Explicitly not on the roadmap

These appear in the table above but won't be addressed without a forcing use case. Listed here to make the position explicit.

  • Tree of Thoughts (§4) -- requires public LlamaContext.snapshot() / restore() (currently absent) plus a branching agent loop with a scored candidate frontier. Significant new machinery; non-trivial value for cyllama's typical user.

  • Autonomous / AutoGPT (§8) -- structurally opposed to cyllama's design stance (bounded loops, loop detection, max_iterations, contracts for budget invariants). Unbounded goal-decomposition is what the framework actively prevents.

Positioning consequence

Reading down the "Value" column reveals the pattern: every "high value" gap closes a reliability or composition gap (reflection loops, RAG bridging, persistent memory, plan-then-execute). Every "not on roadmap" item belongs to the autonomy or graph-orchestration half of the agent space.

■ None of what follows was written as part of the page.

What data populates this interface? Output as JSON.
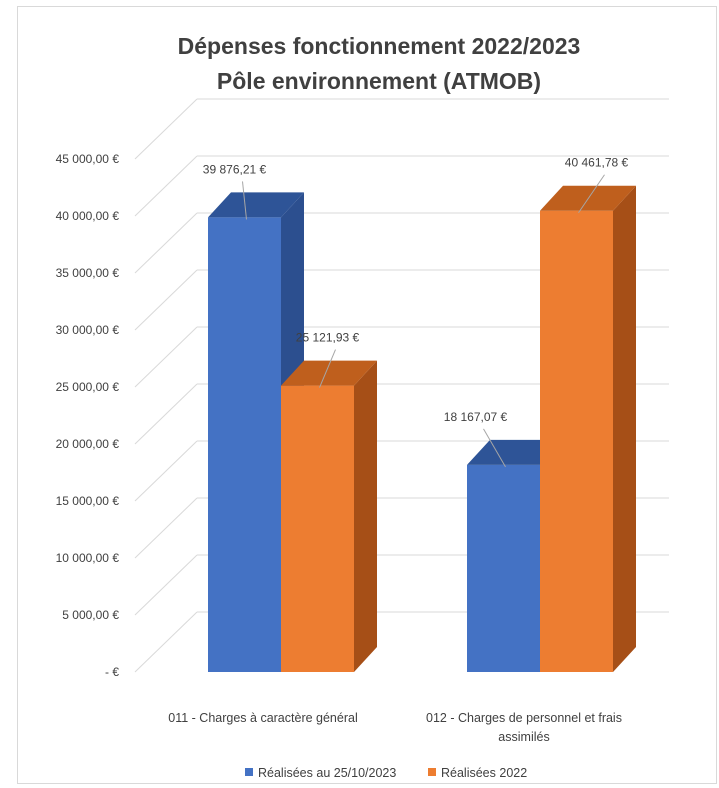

This isn't accidental. cyllama leans into bounded, observable, schema-constrained behavior (loop detection, max_iterations, Annotated[] markers, ContractAgent invariants); it explicitly declines unbounded autonomy and graph orchestration. Users who want those should reach for an autonomy-first framework. Users who want debuggable, schema-grounded, locally-runnable agents are in the right place.

Further reading

  • agents_overview.md — the full agent framework reference: agent types, tools, events, configuration.
  • contracts.md — nine worked recipes for contract patterns and the schema-vs-contract decision.
  • ../dev/contract-agent.md — design rationale for the ContractAgent reposition.